Its important to put in the effort to get your hardship package as detail as possible. Hardship package are not always read by the loan workout specialist. Send the foreclosure hardship package via certified mail with a return receipt requested. The return receipt must be signed by someone at the lending institution and the signature card will be returned to you in the mail. This will ensure you have proof you sent the package. Gives you direct contact with the litigator working the file. Time is very important delay with the file lying in the pile of folder that are assigned to him slow the decision to work with you. Having the litigator contact information aid you with ways to get your questions answered to stay ahead of dates that actions by the bank will take during foreclosure process.

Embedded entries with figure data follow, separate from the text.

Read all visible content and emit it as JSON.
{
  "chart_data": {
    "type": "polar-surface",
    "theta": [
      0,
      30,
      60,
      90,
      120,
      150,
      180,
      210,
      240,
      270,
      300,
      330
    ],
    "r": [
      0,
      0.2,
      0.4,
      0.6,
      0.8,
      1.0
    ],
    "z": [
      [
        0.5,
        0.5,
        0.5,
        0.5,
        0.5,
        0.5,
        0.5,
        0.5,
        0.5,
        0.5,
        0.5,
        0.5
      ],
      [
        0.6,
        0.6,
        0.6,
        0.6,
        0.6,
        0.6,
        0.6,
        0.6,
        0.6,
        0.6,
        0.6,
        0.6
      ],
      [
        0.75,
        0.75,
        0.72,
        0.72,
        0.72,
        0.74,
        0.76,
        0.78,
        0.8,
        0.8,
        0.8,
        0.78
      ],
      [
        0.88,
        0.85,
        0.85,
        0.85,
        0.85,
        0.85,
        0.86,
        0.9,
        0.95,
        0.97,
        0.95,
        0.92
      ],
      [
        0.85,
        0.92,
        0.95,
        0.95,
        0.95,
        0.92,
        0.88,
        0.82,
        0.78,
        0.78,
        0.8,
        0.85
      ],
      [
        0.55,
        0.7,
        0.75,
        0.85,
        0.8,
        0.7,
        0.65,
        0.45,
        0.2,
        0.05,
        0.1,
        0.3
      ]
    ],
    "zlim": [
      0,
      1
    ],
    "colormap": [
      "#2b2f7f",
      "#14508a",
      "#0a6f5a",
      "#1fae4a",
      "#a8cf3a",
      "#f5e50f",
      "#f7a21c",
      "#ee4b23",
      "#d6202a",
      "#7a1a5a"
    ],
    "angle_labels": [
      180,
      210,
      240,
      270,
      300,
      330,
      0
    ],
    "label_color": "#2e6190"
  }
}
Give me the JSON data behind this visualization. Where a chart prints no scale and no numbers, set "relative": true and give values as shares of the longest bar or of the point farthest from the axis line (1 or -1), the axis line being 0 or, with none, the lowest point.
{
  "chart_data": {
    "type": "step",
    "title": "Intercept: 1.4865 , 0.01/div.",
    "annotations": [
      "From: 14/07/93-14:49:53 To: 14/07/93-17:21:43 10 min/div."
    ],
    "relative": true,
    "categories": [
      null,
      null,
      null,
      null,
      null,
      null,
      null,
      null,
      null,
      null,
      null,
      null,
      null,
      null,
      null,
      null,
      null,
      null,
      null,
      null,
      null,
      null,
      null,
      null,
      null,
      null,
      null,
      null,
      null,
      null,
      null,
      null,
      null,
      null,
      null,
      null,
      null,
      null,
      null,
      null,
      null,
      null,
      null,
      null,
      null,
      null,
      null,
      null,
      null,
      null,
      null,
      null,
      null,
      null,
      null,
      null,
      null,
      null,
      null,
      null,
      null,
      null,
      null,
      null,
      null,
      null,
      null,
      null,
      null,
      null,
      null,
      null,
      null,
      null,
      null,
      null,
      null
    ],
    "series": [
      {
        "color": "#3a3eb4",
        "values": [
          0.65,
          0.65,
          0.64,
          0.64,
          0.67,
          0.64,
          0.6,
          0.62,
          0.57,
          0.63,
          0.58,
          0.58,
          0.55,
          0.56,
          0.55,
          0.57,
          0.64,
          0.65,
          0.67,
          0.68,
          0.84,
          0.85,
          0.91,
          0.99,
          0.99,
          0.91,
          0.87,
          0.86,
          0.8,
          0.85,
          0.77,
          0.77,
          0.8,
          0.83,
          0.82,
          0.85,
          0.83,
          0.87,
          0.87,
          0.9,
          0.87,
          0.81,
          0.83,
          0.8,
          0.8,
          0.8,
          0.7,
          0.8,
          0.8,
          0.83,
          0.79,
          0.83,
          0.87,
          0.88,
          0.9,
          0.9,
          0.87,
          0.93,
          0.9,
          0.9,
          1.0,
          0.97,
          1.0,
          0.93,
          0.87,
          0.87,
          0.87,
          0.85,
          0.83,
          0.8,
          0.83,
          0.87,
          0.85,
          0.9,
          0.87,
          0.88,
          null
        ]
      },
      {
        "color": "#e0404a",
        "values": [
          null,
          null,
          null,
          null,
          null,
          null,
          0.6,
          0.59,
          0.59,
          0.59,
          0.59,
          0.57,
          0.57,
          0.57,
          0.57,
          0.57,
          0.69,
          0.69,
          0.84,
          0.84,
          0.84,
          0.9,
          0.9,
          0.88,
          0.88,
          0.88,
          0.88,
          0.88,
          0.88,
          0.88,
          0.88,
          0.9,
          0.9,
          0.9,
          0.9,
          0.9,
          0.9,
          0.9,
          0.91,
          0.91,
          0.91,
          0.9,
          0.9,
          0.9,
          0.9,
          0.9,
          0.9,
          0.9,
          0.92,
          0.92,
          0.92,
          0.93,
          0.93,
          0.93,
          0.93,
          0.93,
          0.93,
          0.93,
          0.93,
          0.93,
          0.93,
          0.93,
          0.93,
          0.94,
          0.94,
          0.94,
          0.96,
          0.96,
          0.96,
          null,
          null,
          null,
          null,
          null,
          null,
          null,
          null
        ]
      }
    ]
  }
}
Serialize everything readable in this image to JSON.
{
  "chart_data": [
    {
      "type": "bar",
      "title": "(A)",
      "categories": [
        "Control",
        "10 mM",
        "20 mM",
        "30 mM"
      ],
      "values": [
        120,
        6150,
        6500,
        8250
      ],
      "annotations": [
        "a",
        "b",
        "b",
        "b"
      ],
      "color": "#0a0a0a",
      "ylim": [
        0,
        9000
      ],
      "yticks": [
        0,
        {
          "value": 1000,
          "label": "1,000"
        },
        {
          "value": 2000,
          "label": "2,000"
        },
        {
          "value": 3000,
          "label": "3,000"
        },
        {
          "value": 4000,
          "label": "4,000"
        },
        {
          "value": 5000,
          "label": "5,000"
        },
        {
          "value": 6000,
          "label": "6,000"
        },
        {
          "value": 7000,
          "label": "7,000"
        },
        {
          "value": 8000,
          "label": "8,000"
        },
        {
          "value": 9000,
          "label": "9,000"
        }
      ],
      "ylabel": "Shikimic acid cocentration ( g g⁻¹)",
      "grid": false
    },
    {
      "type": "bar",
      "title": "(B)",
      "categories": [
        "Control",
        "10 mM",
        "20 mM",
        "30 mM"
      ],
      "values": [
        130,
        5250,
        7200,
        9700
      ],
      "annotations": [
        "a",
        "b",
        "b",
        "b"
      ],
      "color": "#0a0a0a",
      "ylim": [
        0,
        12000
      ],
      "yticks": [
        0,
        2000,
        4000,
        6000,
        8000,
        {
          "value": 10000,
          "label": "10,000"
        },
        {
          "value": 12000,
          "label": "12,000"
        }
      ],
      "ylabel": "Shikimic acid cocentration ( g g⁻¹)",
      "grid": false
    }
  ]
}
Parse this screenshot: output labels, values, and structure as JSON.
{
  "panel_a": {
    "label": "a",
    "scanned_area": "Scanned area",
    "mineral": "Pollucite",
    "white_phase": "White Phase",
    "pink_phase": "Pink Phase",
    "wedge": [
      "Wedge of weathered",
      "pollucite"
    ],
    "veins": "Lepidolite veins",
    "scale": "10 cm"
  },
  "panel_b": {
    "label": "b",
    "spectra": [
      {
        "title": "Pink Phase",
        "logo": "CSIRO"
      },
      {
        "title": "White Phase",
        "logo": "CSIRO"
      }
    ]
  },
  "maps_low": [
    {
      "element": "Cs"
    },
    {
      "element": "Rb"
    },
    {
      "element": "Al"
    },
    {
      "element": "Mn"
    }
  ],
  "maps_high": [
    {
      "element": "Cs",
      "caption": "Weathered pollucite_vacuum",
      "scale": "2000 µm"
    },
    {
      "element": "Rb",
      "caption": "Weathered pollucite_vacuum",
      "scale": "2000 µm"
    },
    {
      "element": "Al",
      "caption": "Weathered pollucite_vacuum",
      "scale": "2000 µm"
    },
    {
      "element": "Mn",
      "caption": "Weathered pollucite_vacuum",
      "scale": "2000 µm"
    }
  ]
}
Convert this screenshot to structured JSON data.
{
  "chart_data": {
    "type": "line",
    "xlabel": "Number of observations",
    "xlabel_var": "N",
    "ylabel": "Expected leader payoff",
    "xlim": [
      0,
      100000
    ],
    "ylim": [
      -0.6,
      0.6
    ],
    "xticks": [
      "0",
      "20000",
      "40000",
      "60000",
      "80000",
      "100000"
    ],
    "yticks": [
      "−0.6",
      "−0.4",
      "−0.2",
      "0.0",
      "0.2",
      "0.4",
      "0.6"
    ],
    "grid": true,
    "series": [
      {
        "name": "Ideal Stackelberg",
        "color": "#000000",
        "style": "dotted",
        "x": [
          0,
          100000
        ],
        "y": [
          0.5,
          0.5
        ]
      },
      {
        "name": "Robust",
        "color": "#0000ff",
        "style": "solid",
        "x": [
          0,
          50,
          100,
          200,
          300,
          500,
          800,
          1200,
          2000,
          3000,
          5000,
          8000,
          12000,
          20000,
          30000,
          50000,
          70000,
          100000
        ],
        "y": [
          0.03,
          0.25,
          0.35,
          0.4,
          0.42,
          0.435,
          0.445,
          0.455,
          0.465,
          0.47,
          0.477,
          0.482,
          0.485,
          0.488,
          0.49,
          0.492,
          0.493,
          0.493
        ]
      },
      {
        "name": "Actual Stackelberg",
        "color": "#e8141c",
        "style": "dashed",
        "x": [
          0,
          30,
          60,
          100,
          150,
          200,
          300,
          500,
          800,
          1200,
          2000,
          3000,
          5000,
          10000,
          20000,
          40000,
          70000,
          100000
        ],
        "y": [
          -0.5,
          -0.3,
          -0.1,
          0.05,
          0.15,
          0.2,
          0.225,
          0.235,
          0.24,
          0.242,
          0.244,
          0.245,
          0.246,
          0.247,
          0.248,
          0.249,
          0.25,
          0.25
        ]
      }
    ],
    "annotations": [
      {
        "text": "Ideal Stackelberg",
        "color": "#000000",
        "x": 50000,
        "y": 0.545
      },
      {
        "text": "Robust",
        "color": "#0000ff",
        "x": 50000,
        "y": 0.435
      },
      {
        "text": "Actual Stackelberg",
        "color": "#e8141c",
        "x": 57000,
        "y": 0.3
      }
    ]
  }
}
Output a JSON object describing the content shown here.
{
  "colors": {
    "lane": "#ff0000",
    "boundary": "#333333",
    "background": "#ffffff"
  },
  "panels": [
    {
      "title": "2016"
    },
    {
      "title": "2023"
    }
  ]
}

List the house with a real estate agency, put the house on the market for sale. The bank will want to see a copy of the listing agreement showing that you are doing what you can to sell the home. Increasing there interest in working with you to accept the short sale proposal. Real Estate agencies do property evaluation to get the sales value of houses that they are listing. This agreement with the bank will increase the chance of getting a buyer. The banker will have more information to base the decision on.

They’ll order a Broker Price Opinion to see what they will evaluate what the home will sell for. Have your agent when the bank informed him about the BPO To give them pictures of the home with repair estimated cost to show his price evaluation.

Short Sale work out agreement with lenders are not easy. Working through the foreclosure to keep it from going to sale can be accomplished. Working with the loan specialist getting him documents that are needed help you work through the process. Finding out what your option are takes times. You have options you do not want to get and agreement that is not right and then want to try and go back in and want to make a different deal.

The process are different for each state its important that you address the matter early on in the foreclosure procedure.